Jerry Cohen speaking at a lectern
Jerry Cohen speaking at a Farmworkers press conference, courtesy of California State Northridge Digital Collections

The Jewish labor lawyer who may have best exemplified that combination of courtroom skill and in-your-face activism was Jerry Cohen, who led the United Farm Worker legal team during the heroic and successful decade when Cesar Chavez was at the top of his game. Unlike other more established labor lawyers, whose legal advice was often far too cautious for farmworker militants, Cohen saw eye to eye with Chavez: the law was but an instrument and a metaphor, as useful when violated as when it served the union’s purpose. Earning but $5 a week, Cohen led a team of some 15 UFW lawyers, virtually everyone a Jew and all New Leftists fresh out of law school. Cohen and his legal team helped build the entirely innovative and highly progressive legal architecture that enabled the UFW to organize nearly 60,000 California farmworkers. But as we have come to learn, Chavez was an autocratic leader, hostile to the trade union idea itself, especially if that entailed a set of democratic structures that might have constrained his charismatic power. So Cohen and his team were forced out late in the 1970s and early 1980s.   

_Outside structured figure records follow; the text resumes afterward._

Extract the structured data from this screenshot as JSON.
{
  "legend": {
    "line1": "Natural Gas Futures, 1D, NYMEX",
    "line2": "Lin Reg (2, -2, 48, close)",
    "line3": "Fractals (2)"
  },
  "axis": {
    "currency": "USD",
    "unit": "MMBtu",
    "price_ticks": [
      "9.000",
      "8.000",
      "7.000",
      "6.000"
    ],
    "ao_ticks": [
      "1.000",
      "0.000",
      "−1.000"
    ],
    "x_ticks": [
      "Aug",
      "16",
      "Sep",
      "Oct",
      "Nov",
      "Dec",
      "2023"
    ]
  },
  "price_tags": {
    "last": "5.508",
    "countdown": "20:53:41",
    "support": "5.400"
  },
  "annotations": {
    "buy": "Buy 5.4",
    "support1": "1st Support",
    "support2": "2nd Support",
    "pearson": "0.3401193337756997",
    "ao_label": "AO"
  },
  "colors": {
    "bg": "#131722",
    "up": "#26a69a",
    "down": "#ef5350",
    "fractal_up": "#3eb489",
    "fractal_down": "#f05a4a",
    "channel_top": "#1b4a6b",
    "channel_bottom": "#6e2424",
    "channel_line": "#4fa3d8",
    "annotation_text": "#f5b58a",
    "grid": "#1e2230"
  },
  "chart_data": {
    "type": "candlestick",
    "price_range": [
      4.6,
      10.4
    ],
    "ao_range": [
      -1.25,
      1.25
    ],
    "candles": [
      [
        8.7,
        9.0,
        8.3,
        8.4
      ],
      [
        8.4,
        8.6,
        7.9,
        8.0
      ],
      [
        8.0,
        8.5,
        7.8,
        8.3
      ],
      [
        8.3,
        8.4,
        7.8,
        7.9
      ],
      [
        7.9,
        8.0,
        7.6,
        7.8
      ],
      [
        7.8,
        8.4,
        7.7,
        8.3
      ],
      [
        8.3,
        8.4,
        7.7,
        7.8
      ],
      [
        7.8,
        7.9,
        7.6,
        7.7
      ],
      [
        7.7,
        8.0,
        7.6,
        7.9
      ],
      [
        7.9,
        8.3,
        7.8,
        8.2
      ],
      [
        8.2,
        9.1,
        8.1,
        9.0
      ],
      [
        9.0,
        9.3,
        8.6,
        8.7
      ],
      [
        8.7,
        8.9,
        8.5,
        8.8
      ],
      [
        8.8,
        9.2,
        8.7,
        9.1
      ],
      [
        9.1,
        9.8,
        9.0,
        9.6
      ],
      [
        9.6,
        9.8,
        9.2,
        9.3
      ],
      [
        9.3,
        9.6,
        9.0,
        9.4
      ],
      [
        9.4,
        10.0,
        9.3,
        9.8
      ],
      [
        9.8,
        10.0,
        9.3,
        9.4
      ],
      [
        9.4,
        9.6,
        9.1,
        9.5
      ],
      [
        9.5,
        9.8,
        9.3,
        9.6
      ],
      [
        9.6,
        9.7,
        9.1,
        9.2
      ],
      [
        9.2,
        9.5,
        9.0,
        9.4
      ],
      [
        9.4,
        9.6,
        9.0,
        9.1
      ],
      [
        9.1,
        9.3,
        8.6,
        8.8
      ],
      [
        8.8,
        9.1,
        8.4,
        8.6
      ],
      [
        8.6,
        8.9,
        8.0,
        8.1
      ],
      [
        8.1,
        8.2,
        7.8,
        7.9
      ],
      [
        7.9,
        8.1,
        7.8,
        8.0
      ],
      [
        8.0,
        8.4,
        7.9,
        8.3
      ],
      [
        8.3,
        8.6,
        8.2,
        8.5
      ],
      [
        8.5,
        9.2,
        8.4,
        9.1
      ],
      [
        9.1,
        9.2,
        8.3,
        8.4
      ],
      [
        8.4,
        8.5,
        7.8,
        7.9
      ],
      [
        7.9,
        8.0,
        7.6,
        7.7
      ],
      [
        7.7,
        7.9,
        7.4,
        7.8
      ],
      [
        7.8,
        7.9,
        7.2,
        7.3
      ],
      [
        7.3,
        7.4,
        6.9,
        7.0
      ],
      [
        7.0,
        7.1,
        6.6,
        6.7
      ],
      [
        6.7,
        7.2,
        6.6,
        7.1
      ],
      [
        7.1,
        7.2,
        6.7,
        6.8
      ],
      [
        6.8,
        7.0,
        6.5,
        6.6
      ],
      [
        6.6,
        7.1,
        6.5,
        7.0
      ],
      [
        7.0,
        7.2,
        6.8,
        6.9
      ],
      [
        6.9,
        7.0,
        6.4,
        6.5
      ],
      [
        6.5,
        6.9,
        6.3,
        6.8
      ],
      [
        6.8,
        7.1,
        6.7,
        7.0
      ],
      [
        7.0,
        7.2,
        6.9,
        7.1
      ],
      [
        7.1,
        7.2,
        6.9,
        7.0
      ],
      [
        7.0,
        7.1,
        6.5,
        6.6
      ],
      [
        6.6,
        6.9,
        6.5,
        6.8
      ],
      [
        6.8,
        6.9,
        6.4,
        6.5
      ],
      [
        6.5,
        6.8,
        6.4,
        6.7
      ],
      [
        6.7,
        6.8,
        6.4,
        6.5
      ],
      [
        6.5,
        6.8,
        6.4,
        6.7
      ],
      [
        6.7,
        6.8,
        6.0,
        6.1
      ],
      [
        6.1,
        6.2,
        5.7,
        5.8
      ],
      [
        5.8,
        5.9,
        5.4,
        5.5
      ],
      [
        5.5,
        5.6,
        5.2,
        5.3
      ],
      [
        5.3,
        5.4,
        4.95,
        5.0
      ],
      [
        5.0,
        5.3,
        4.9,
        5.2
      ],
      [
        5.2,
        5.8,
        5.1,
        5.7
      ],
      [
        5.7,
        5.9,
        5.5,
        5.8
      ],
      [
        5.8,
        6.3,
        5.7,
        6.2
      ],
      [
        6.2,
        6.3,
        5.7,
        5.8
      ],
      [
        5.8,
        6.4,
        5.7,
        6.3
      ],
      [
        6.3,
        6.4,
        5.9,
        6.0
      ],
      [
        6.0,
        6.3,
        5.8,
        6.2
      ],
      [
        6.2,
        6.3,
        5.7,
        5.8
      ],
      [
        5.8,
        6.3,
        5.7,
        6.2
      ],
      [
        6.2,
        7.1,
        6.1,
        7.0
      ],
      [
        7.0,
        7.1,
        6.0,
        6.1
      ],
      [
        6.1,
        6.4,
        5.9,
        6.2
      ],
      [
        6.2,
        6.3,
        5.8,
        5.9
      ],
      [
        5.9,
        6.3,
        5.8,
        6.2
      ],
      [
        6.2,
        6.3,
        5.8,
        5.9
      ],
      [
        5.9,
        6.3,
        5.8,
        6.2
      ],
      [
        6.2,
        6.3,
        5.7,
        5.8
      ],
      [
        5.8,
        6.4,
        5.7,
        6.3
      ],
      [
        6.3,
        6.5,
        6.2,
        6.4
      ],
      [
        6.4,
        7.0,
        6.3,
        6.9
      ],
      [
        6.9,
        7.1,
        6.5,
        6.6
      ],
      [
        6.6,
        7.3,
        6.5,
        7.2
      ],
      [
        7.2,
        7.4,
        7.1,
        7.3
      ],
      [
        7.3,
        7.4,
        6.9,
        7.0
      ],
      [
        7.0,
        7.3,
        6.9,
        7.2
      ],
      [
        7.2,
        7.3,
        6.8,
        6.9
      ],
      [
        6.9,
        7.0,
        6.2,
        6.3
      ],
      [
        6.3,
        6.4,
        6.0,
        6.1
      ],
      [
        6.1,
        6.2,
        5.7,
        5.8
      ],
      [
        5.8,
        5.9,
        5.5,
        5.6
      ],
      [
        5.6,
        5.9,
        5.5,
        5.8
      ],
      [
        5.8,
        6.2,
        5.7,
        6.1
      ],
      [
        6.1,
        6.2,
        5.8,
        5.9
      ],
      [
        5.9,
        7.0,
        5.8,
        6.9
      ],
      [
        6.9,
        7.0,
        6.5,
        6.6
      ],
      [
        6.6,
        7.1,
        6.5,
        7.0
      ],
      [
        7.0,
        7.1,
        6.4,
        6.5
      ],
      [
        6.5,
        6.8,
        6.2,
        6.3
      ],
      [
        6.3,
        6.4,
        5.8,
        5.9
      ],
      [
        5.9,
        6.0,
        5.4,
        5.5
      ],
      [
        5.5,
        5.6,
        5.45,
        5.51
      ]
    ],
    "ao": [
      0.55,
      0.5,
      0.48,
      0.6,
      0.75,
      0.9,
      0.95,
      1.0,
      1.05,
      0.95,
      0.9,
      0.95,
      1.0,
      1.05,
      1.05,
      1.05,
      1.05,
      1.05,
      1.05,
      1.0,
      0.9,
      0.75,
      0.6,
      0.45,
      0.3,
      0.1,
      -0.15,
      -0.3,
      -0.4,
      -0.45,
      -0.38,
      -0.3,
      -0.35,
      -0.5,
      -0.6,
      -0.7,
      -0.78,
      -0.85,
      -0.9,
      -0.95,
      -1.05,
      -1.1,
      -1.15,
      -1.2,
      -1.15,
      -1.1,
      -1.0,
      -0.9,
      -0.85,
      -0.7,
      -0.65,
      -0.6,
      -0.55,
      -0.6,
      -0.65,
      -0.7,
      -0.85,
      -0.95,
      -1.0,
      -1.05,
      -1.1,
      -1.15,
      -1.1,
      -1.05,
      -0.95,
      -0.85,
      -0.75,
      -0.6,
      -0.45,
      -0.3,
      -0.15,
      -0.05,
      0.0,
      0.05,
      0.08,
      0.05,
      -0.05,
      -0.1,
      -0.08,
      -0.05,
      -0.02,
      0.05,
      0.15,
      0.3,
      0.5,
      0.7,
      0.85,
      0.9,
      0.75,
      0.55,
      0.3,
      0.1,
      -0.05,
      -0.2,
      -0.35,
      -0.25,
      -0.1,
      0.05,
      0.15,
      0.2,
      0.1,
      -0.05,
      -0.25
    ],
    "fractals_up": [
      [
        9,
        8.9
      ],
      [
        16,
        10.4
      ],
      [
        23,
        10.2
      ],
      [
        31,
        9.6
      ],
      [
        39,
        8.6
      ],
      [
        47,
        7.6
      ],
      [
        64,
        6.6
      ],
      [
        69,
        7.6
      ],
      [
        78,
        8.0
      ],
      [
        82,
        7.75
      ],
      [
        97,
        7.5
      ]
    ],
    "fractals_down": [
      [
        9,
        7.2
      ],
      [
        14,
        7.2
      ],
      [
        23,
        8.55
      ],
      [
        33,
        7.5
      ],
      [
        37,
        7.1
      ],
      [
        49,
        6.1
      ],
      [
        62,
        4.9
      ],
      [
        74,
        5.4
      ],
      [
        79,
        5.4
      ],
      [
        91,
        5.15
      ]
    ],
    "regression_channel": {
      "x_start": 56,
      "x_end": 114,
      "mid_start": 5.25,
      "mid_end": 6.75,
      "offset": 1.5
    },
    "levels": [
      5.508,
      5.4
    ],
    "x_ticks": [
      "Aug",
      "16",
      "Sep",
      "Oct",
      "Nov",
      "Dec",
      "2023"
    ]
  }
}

"The era of Jewish de-proletarianization is over. A new Jewish working class is now in the making."

I should make clear here that these lawyers, whether working for a million member industrial union or the fledgling UFW, saw their work as building a social democratic, culturally pluralistic social movement, in which an expansion of democratic rights and power for a multiethnic working class was the most effective and moral way to protect and advance specifically Jewish life and interests. That was baked into their DNA, but it has weakened of late among some elements of the Jewish world. 

And now for just a speculative conclusion: the era of Jewish de-proletarianization is over. A new Jewish working class is now in the making. Those occupations that once served Jews as a pathway out of the working-class have become subject to exploitation, precarity and all the deformities characteristic of an unfettered capitalism. So today, physicians, journalists, lawyers, academics, and cultural workers of all sorts are becoming union curious. At least  a quarter of the UAW is today composed of teaching assistants, university researchers, public defenders, and publishing house editors. Many of them are Jewish. And like the Bund of a century and more ago, these new unionists tilt leftward, on economics and politics, and on the validity and centrality of Zionism to the meaning of their Jewish identity. When active in politics or organized into unions, this strata of the polity has been increasingly hostile to contemporary Israeli militarism while at the same time forceful advocates of a radical reconstruction of American democracy at home. 

UC Santa Barbara’s Nelson Lichtenstein is the author of Why Labor Unions Matter, forthcoming from Yale University Press in October 2026.